Wenn Politiker in den Bundestag einziehen, sollen sie vor allem eines: dort arbeiten. So ist es vorgeschrieben. Unter Paragraf 44a des Abgeordnetengesetzes steht: "Die Ausübung des Mandats steht im Mittelpunkt der Tätigkeit eines Mitglieds des Bundestages." Doch schon im nächsten Satz folgt die Einschränkung: "Unbeschadet dieser Verpflichtung", heißt es da, "bleiben Tätigkeiten beruflicher oder anderer Art neben dem Mandat grundsätzlich zulässig."

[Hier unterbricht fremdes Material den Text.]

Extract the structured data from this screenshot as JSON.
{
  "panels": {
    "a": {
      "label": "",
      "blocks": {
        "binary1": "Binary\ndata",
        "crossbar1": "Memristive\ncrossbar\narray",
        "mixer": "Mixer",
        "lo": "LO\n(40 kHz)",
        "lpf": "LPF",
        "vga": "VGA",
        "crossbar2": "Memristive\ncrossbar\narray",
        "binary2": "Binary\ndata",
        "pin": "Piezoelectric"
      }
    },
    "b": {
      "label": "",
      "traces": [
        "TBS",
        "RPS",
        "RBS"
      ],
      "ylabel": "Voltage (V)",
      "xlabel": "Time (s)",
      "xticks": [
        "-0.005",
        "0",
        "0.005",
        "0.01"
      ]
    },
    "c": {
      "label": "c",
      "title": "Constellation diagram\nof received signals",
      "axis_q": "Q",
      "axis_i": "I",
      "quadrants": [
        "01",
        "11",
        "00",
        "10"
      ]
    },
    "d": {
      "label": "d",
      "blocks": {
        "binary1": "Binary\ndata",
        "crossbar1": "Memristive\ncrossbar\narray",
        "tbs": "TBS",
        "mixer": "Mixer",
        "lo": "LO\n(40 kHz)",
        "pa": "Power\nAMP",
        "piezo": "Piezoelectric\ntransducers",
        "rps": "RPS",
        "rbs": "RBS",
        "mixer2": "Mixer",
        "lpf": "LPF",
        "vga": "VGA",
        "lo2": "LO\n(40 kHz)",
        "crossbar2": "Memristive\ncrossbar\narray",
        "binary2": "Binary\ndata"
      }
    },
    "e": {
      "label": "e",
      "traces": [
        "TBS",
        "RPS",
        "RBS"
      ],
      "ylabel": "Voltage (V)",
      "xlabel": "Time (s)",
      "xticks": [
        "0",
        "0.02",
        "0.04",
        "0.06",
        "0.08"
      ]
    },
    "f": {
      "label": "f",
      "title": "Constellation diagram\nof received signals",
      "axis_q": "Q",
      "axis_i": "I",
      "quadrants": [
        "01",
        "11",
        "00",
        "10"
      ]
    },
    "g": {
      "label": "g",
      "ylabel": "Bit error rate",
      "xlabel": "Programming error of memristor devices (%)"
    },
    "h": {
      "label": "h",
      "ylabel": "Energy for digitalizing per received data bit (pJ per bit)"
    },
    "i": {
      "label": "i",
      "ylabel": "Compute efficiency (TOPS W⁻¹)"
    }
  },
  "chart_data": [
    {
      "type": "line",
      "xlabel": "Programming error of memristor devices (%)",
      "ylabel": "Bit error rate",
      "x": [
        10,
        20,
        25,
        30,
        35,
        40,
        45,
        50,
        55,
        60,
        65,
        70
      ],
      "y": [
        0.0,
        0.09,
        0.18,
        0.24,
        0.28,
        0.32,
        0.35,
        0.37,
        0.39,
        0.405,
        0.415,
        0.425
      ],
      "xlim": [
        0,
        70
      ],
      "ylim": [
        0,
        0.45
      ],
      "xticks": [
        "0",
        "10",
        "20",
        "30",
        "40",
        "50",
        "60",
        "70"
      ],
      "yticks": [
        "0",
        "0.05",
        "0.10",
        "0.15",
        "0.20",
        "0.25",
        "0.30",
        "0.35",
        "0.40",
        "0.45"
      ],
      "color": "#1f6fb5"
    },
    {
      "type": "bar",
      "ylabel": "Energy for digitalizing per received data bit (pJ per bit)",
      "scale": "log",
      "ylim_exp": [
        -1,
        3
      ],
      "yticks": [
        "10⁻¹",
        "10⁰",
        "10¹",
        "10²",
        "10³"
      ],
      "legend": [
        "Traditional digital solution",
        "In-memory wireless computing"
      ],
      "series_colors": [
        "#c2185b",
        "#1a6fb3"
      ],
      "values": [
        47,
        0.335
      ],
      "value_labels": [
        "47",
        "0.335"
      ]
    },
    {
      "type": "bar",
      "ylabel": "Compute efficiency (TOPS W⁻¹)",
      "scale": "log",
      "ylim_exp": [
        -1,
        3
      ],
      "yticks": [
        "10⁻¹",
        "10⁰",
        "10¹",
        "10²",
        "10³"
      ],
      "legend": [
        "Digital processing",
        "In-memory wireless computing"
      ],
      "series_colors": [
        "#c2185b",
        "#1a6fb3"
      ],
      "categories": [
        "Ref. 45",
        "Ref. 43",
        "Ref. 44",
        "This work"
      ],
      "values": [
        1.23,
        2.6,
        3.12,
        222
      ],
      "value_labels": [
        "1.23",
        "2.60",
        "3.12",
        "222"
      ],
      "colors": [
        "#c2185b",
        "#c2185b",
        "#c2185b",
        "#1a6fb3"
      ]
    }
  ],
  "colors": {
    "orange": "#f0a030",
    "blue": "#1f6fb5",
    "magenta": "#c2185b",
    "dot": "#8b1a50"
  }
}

Kurz: Wer alles unter einen Hut bekommt, darf sich nebenher auch noch etwas zu seinen Diäten von 9327 Euro monatlich dazu verdienen. Was das konkret bedeutet: Auslegungssache. Im Bundestag gibt es Dutzende Parlamentarier, die Nebenjobs aus Prinzip ablehnen.

Andere sind da weniger streng, Abgeordnete kassierten nach Berechnungen von abgeordnetenwatch.de in der laufenden Legislaturperiode mehr als eine Million Euro, es sind vor allem Parlamentarier der Union (lesen Sie hier die Analyse zu den Nebeneinkünften der Abgeordneten und das Problem der Millionen-Euro-Grauzone).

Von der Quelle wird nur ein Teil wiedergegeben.